Date Format: !#date-format[Attribute Date Tag,'Format']#
Formats the date attribute according to the format string.
For example, the format string:
!#date-format['l, F j, Y',!#person_birthdate#]#
creates a date that look like this:
Friday, September 24, 2004
Here is what each format character in the string above represents:
-
l
= Full name for day of the week (lower-case L). -
F
= Full name for the month. -
j
= The day of the month. -
Y
= The year in 4 digits. (lower-case y gives the year's last 2 digits)

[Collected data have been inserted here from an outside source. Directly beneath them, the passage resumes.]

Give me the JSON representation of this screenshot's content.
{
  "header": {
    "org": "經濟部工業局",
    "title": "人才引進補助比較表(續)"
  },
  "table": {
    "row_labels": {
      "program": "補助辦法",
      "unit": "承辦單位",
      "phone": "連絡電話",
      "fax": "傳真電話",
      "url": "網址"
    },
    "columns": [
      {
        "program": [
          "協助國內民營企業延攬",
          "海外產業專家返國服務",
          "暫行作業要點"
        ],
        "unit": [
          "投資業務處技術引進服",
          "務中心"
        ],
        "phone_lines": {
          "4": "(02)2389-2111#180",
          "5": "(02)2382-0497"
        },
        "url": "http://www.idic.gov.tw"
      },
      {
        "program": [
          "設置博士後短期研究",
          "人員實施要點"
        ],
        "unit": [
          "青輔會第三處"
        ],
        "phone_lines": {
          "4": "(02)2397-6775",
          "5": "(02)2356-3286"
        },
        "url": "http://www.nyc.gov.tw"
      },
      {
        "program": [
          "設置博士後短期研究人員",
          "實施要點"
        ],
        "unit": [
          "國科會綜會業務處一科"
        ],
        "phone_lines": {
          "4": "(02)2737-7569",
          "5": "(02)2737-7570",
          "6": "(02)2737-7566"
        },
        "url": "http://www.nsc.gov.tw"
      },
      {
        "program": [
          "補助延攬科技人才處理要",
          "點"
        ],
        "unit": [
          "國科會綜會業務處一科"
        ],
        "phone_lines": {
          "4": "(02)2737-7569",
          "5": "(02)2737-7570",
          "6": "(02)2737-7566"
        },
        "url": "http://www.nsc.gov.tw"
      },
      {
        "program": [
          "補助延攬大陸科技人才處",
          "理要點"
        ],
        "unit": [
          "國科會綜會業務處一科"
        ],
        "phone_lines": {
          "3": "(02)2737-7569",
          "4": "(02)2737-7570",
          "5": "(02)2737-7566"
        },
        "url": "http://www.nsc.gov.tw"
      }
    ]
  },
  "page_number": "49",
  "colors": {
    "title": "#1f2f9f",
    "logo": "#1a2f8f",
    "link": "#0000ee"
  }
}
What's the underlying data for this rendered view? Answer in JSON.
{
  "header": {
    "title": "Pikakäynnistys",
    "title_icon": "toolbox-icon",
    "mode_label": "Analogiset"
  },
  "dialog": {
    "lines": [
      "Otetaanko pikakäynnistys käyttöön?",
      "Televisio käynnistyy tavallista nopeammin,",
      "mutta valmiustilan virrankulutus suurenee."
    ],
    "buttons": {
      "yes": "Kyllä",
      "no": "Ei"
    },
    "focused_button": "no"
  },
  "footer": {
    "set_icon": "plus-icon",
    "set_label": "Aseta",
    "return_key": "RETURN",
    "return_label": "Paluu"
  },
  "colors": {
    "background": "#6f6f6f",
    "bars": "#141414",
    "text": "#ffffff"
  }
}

The following table shows the format characters you can use:
Day of Month | ||
---|---|---|
d | Numeric, with leading zeros | 01–31 |
j | Numeric, without leading zeros | 1–31 |
S | The English suffix for the day of the month | st, nd or th in the 1st, 2nd or 15th. |
Weekday | ||
l | Full name (lowercase 'L') | Sunday – Saturday |
D | Three letter name | Mon – Sun |
Month | ||
m | Numeric, with leading zeros | 01–12 |
n | Numeric, without leading zeros | 1–12 |
F | Textual full | January – December |
M | Textual three letters | Jan - Dec |
Year | ||
Y | Numeric, 4 digits | Eg., 1999, 2003 |
y | Numeric, 2 digits | Eg., 99, 03 |
Time | ||
a | Lowercase | am, pm |
A | Uppercase | AM, PM |
g | Hour, 12-hour, without leading zeros | 1–12 |
h | Hour, 12-hour, with leading zeros | 01–12 |
G | Hour, 24-hour, without leading zeros | 0-23 |
H | Hour, 24-hour, with leading zeros | 00-23 |
i | Minutes, with leading zeros | 00-59 |
s | Seconds, with leading zeros | 00-59 |
T | Timezone abbreviation | Eg., EST, MDT ... |
Full Date/Time | ||
c | ISO 8601 | 2004-02-12T15:19:21+00:00 |
r | RFC 2822 | Thu, 21 Dec 2000 16:01:07 +0200 |
Human Time Diff: !#human-diff[Attribute Date Tag From,Attribute Date Tag To]#
Determines the difference between two date attributes in a human readable format such as "1 hour", "5 mins", "2 days".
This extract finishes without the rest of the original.